The NPT is a multilateral treaty that entered into force on March 5, 1970 and has 191 states party to it. It aims to limit the spread of nuclear weapons with the following elements:
3) Peaceful use of nuclear energy.
The points mentioned above constitute the great bargain between the five nuclear-weapon States and the non-nuclear-weapon States.
The provisions mainly include:
- States without nuclear weapons would not acquire them;
- States with nuclear weapons would pursue disarmament;
- All states can access nuclear technology for peaceful purposes, subject to safeguards.
India is not a party to the NPT. At the same time, Pakistan and Israel are also among the countries that have not signed the treaty.
Group of nuclear suppliers:
- It was established in 1975 and includes 48 states that have voluntarily signed the agreement to coordinate and control their exports to non-nuclear states.
- The NSG also governs the transfer of civilian nuclear material as well as nuclear equipment and technology to others.
- The main objective of the NSG is to prevent exports of nuclear material for commercial and peaceful purposes so that they are not turned into nuclear weapons.
- The following countries are participating:
Germany, Argentina, Australia, Austria, Belarus, Belgium, Brazil, Bulgaria, Canada, China, Croatia, Cyprus, Czech Republic, Denmark, Estonia, Finland, France, Greece, Hungary, Iceland, Ireland, Italy, Japan, Kazakhstan, Latvia , Lithuania, Luxembourg, Malta, Mexico, Netherlands, New Zealand, Norway, Poland, Portugal, Romania, Russia, Serbia, Slovakia, Slovenia, South Africa, South Korea, Spain, Sweden, Switzerland, Turkey, Ukraine , United Kingdom, and the United States.
The NSG guidelines state that no non-NPT country can be part of the NSG, which excludes India from the group.

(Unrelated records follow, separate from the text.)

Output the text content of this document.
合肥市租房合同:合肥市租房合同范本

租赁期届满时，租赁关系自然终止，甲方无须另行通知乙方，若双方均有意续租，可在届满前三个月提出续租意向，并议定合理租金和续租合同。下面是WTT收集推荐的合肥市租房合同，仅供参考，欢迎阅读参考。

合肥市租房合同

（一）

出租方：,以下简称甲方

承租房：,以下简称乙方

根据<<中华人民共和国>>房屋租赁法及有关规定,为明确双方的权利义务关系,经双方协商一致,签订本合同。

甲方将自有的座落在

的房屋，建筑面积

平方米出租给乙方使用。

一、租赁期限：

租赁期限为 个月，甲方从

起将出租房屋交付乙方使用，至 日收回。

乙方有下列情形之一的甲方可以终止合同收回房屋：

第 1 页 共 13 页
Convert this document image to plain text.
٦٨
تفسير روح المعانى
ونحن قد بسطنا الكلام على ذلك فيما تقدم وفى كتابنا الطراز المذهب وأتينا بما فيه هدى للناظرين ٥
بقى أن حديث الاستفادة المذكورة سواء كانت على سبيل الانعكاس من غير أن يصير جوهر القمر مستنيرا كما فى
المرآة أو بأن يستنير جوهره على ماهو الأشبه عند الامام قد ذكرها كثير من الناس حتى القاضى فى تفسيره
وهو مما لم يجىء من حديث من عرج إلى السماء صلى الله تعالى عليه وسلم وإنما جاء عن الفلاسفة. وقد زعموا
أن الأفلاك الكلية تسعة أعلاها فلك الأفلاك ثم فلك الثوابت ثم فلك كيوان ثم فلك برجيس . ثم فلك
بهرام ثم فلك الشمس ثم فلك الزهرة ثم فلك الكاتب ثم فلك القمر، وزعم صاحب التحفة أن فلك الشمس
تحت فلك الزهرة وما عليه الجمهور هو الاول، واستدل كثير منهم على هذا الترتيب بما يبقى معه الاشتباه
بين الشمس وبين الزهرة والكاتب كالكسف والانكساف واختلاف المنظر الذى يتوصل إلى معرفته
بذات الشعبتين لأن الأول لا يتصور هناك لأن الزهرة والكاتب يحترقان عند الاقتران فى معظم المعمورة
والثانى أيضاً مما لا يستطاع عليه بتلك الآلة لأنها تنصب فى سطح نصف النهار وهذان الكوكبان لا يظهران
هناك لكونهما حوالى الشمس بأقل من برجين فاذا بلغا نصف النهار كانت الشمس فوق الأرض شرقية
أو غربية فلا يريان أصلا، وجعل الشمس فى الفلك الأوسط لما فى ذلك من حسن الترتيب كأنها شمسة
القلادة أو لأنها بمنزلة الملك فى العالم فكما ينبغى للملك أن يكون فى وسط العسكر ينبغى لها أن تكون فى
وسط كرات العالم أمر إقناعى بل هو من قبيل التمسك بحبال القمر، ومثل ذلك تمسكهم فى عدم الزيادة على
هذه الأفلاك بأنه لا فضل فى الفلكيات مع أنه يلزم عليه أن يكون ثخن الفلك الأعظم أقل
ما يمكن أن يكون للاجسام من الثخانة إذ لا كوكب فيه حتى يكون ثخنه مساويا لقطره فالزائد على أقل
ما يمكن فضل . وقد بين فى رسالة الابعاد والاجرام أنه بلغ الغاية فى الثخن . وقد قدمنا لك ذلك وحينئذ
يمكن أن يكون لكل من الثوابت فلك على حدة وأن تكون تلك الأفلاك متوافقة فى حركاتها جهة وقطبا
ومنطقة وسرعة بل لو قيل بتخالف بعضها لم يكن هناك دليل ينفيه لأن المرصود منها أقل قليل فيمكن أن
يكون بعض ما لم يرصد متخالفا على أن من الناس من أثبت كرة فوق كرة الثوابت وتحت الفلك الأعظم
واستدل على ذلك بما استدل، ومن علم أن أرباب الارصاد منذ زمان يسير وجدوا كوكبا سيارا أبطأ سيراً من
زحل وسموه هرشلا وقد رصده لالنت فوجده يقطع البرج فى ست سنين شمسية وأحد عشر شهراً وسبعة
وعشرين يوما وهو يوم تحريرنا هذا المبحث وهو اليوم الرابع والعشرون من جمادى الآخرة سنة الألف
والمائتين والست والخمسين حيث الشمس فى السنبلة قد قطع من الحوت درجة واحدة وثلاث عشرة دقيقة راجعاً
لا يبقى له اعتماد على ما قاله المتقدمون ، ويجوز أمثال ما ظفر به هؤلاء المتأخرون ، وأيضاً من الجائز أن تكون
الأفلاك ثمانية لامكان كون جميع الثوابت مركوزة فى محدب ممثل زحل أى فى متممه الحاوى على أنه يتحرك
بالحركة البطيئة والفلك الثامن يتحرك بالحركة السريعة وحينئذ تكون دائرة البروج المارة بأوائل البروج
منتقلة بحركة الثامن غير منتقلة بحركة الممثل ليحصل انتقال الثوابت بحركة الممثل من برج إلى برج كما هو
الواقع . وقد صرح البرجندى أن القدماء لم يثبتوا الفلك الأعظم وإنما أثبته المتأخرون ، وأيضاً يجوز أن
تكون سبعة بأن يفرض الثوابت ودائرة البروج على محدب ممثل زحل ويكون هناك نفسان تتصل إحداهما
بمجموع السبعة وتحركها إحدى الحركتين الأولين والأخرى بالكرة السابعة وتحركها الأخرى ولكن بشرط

India is the only country to receive a waiver from NSG although it is not a signatory to the NPT. India is demonstrated as a benchmark and a responsible nuclear power state.
Section 123 of the United States Atomic Energy Act requires the conclusion of a peaceful nuclear cooperation agreement for the transfer of all types of nuclear material from the United States. These are commonly referred to as the 123 chords.
This agreement facilitates cooperation in areas such as technical exchanges, scientific research and leaves room for discussions.
It, along with the NPT, allows the United States to apply the principles of the NPT to non-subsequent countries that also become parties to the agreement.
The agreement has been signed with 48 countries including India. For India, the agreement is valid from December 6, 2008 to December 6, 2048 with rolling extensions of 10 years.
Below is an image showing the member states of Accord 123:
The International Atomic Energy Agency:
The IAEA or the International Atomic Energy Agency is the only intergovernmental forum in the world for scientific and technical cooperation in the field of nuclear energy.
The agency’s job is to ensure the safe, secure and peaceful use of nuclear science and technology. This in turn contributes to global peace and security by ensuring the sustainable development goals of the United Nations.
It was established in 1957 in response to the increasing production and use of nuclear power. According to the information on the official IAEA page, “the genesis of the agency was the ‘Atoms for Peace’ speech by US President Eisenhower to the United Nations General Assembly on December 8, 1953.”